The man scratched his head, and then shook it.

"Ah, I dessay, mum!" he said. "Of course, when a pig strays away from its proper home it's like a man as goes on the tramp—it don't give no right attention to itself. Now, when I had it, ah!—well, it were a picture, and no mistake."

"You shall see it now," said Miss Lavinia, who felt the caller's last words to contain something of a challenge. "You will see we have not neglected it while it has been here."

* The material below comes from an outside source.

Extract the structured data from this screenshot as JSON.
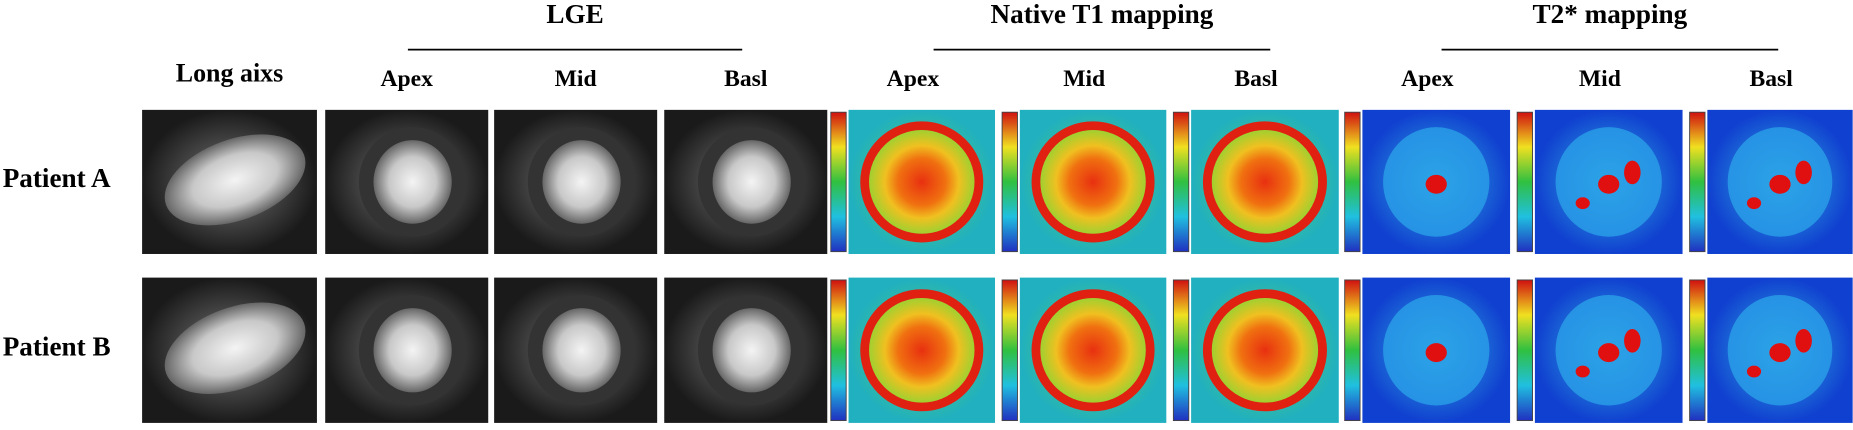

She led the way out to the stable-yard or to the sty, where the pampered pig was revelling in the best wheat straw and enjoying a leisurely breakfast—even Miss Lavinia had noticed that now that it was certain of its meals, and as many of them as it desired, it ate them with a lordly unconcern. It looked up—the man with the red hair looked down. And he suddenly started with surprise and breathed out a sharp whistle.

"Yes, mum!" he said with conviction. "That's my pig—I know it as well as I know my own wife."

"Then, of course, you must have it," said Miss Lavinia. There was a touch of regret in her voice—the pig had already become a feature of the stable-yard, and she believed that he knew his benefactress. "I suppose," she continued, "that you have many pigs?"

"A goodish few on 'em, mum," replied the man.

"Would you—I thought, perhaps, that as you have others, and this one seems to have settled down here, you might be inclined to—in fact, to sell him to me?" said Miss Lavinia hurriedly.

The red-haired person once more scratched his head.

"Well, of course, mum, pigs is for selling purposes," he said. "But that there pig, he's an uncommon fine breed. What would you be for giving for him, mum, just as he stands?"

At this moment the pig, full of food and entirely happy, gave several grunts of satisfaction and begun to rub its snout against the door of the sty. Miss Lavinia made up her mind.

"Would you consider ten pounds a suitable sum?" she asked timidly.

The red-haired man turned his head away as if to consider this proposal in private. When he faced round again his face was very solemn.

"Well, of course, mum," he said, "of course, as I said, he's a vallyble animal is that there, but as you've fed him since he were found and have a liking to him—well, we'll say ten pounds, mum, and there it is!"

"Then if you will come into the house I will give you the money," said Miss Lavinia. "And you may rest assured we shall treat the pig well."

"I'm sure of that, mum," said the seller. "And very pretty eating you'll find him when his time comes."

Then he got his money, and drank a jug of ale, and went away, rejoicing greatly, and on his way home he met Mitchell, who had been to the market-town in the light cart, and who pulled up by the road-side at sight of him.

The red-haired man winked knowingly at the gardener.

"Well?" said Mitchell.

"All right," answered the other. He winked again.

Mitchell began to look uneasy.

"Where's the pig?" he asked.

"Where I found it," answered the red-haired man. "In the sty."

"Why didn't you bring it away?" asked Mitchell. "You said you would."

The red-haired man again winked and smiled widely.

"I've sold it," he said. "Sold it to your missis. For ten pounds."

He slapped his pocket and Mitchell heard the sovereigns jingle. He almost fell out of his seat.

"Sold it!—to our missis!—for ten pounds!" he exclaimed. "You—why, it weren't yours to sell!"

"Weren't it?" said the red-haired man. "Well, there you're wrong, Mestur Mitchell, 'cause it were. I knew it as soon as I set eyes on it, 'cause it had a mark in its left ear that I gave it myself. And as your missis had taken a fancy to it and bid me ten pound for it, why, of course, I took her at her word. Howsumever," he concluded, putting his hand in his pocket, "as you put me on to the matter, I'll none be unneighbourly, and I'll do the handsome by you."

Therewith he laid half-a-crown on the splashboard of the light cart, winked again, and with a cheery farewell strode away, leaving the disgusted gardener staring at the scant reward of his schemings.